Being a woman means menstruating for a good 40 odd years of one’s life. In India this simple monthly biological process is still considered ‘impure’ and ‘polluting’. It is a taboo that we hide behind black plastic bags and blue ink, all the while pretending that it happens to no one ever. When a temple denies entry to women of menstruation age it is reinforcing the same myth to generations – women are impure when they bleed. How can we (men and women of the 21st century) allow this perception to continue? Mustn’t we rage against the egregiousness of this belief? How can a woman be reduced to the status of her uterus, to whether she is ovulating or not?

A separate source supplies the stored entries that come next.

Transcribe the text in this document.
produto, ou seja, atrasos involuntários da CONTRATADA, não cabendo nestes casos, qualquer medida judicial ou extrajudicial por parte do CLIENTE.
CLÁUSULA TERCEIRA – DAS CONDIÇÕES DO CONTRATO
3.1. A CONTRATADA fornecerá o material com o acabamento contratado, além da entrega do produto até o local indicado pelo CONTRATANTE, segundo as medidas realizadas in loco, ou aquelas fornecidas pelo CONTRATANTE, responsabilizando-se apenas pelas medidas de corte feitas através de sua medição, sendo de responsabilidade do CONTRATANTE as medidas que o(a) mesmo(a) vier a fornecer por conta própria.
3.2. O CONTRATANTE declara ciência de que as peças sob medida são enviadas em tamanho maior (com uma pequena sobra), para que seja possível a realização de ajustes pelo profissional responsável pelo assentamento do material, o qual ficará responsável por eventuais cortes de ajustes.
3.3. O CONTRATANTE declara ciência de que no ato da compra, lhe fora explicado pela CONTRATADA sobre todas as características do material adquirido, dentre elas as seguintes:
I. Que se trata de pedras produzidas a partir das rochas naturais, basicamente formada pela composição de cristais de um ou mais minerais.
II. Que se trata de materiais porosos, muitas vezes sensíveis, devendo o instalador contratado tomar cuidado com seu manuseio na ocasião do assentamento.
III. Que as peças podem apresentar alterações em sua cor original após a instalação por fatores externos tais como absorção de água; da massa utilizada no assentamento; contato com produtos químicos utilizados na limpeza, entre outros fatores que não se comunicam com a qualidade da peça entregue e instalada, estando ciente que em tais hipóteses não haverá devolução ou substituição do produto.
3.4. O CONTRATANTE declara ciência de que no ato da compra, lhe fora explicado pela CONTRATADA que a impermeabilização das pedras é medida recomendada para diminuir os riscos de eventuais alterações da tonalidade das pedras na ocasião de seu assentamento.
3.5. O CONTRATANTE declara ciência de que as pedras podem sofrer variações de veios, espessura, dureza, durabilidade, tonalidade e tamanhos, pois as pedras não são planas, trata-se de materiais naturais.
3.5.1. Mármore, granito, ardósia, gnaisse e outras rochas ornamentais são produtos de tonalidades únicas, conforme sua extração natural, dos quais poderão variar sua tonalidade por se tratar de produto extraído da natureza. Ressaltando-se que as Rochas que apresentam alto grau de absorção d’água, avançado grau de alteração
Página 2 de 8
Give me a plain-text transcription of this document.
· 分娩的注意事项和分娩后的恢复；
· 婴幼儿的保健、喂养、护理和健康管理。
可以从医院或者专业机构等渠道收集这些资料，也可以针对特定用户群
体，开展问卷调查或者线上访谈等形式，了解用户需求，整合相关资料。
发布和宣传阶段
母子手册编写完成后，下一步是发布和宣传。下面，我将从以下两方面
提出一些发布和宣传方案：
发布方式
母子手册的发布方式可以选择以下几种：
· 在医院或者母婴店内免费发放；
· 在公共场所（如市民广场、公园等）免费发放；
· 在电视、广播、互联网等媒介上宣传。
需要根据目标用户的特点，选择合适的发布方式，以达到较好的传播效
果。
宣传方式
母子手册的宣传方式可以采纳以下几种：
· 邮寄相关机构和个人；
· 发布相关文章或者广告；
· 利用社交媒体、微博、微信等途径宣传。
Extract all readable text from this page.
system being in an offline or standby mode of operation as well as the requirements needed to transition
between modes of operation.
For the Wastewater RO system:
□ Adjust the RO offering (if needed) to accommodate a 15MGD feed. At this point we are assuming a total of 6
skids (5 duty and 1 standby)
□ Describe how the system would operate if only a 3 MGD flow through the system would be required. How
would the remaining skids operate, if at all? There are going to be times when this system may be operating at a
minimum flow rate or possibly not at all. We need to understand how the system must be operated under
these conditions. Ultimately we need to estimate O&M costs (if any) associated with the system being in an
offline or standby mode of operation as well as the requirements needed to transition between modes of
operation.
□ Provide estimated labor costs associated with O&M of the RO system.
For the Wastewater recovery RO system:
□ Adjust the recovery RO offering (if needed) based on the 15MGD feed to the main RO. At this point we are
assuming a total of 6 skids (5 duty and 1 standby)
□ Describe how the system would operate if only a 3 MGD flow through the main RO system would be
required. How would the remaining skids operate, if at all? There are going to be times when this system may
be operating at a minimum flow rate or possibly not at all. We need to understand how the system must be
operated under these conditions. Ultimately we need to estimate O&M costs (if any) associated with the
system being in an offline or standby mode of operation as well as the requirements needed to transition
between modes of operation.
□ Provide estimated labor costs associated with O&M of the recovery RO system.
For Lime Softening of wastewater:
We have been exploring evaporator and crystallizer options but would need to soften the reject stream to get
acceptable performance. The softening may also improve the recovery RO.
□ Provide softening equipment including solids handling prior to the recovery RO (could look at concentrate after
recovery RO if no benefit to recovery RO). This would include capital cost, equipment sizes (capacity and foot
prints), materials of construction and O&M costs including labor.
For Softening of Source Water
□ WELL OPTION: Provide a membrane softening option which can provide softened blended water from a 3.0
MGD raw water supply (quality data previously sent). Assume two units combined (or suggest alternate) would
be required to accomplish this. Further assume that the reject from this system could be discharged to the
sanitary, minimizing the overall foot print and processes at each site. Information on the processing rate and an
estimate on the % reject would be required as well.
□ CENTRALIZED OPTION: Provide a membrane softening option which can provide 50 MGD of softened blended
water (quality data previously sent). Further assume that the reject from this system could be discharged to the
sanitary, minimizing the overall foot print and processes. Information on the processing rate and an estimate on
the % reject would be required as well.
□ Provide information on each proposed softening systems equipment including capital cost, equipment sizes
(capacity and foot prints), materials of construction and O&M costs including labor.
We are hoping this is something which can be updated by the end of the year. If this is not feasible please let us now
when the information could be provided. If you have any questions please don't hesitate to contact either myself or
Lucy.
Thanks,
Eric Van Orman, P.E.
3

The ReadytoWait campaigners rail against ‘insensitive atheists’, ‘feminists’ and ‘commies’ in the same breath. And they bandy the cause of the ‘feminine’. One can understand why a believer might have issues with an atheist or that a libertarian might oppose communists. But how can any woman (or man, for that matter) consider ‘feminism’ a slur? Do they not believe that men and women are equal? Do they not feel that both have the right to religion? Sure traditions have their place in any society, but a tradition that does not consider women to be at par with men has no place in modern India. If to be feminine means turning a blind eye to injustice, then we would all be better off spurning the feminine altogether.
When it comes to injustices, there is no difference between waiting and perpetuating. As for women entering Sabarimala, #NotReadytoWait should be the call of the day, and grand and furious impatience should be driving emotion.